How to start: Mark one material function [[visible]], attach with MTLLinkedFunctions.functions, call from visible_function_table<MaterialFunction> using material.index.

2. Shader incremental loading for streaming assets

What to do: When new game assets load, compile new material functions as binary functions and derive a new pipeline from the existing one.

Why it’s worth it: Dynamic environments—especially games streaming assets and shaders—often gain new functions at runtime.

How to start: Set computeDescriptor.supportAddingBinaryFunctions = true before the initial pipeline; when a new material appears use MTLFunctionDescriptor, compileToBinary, and makeComputePipelineStateWithAdditionalBinaryFunctions(functions:).

3. Configurable lighting/material previewer

What to do: Build a dev tool where artists or graphics engineers switch light and material combinations and see the same scene update live.

Why it’s worth it: Separate visible function tables for lighting and materials let the shader combine calls by index.

How to start: Create lightingFunctions and materialFunctions tables; CPU uses setFunction(_:index:); UI changes update indices or table entries only.

4. Recursive path tracer call stack experiment

What to do: In a small path tracer compare iterative versus recursive bounce costs.

Why it’s worth it: Visible function call chains may need deeper stacks; ray tracing can be rewritten iteratively to reduce stack usage.

How to start: Run single-layer visible calls with default maxCallStackDepth, then increase recursion depth and log pipeline config and frame time.

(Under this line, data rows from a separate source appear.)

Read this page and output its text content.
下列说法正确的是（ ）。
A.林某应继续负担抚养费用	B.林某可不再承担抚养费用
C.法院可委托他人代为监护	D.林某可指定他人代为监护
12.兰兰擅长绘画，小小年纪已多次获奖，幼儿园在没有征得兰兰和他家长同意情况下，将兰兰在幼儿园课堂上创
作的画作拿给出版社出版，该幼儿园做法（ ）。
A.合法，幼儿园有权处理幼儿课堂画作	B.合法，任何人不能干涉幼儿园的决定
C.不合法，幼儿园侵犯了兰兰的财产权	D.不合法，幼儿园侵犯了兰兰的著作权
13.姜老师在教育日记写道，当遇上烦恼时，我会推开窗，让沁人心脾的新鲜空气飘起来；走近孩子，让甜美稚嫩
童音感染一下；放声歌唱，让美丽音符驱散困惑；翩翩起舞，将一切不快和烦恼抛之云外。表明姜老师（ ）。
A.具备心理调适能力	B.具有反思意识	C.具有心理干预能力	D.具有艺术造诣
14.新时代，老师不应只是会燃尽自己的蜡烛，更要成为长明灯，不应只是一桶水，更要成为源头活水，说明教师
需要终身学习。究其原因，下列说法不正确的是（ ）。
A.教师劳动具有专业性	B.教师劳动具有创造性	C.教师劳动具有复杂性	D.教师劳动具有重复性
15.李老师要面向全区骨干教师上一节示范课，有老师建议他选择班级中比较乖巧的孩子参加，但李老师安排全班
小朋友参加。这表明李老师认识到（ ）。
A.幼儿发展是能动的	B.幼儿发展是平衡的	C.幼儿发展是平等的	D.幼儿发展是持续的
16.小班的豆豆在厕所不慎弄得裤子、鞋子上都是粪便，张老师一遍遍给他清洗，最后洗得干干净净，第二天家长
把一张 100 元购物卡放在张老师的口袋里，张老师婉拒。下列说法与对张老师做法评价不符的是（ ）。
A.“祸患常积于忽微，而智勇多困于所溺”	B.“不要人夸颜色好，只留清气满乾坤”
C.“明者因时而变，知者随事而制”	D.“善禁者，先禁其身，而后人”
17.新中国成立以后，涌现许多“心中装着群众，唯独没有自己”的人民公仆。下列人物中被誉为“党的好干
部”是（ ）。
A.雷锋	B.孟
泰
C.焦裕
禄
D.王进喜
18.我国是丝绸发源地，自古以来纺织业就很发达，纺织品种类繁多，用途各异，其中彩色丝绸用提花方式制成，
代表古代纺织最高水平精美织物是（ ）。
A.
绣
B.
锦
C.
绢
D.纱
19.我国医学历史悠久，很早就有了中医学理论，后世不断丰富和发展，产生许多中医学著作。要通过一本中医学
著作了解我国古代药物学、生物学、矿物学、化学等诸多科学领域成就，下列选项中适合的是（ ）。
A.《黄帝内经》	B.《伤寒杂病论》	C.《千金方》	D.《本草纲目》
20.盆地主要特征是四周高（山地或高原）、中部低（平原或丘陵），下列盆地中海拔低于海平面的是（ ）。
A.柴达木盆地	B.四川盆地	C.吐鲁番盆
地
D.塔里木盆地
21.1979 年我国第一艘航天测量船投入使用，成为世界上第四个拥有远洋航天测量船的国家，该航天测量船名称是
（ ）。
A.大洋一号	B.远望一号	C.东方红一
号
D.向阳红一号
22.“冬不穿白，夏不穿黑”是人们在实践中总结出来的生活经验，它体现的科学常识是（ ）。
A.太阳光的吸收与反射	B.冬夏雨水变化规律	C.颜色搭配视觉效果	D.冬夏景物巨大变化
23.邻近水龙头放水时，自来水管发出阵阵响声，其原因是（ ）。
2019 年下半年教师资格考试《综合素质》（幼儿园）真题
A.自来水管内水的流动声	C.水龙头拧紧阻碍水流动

5. Function pointer divergence diagnostic view

What to do: Record function index distribution per threadgroup to spot material or light combinations that scatter calls within a SIMD group.

Why it’s worth it: Function pointers can cause thread-level divergence; sorting can improve coherence for complex functions.

How to start: In an experimental kernel write parameters, thread index, and function index to threadgroup memory, sort by function index before calling, compare timings with and without sorting.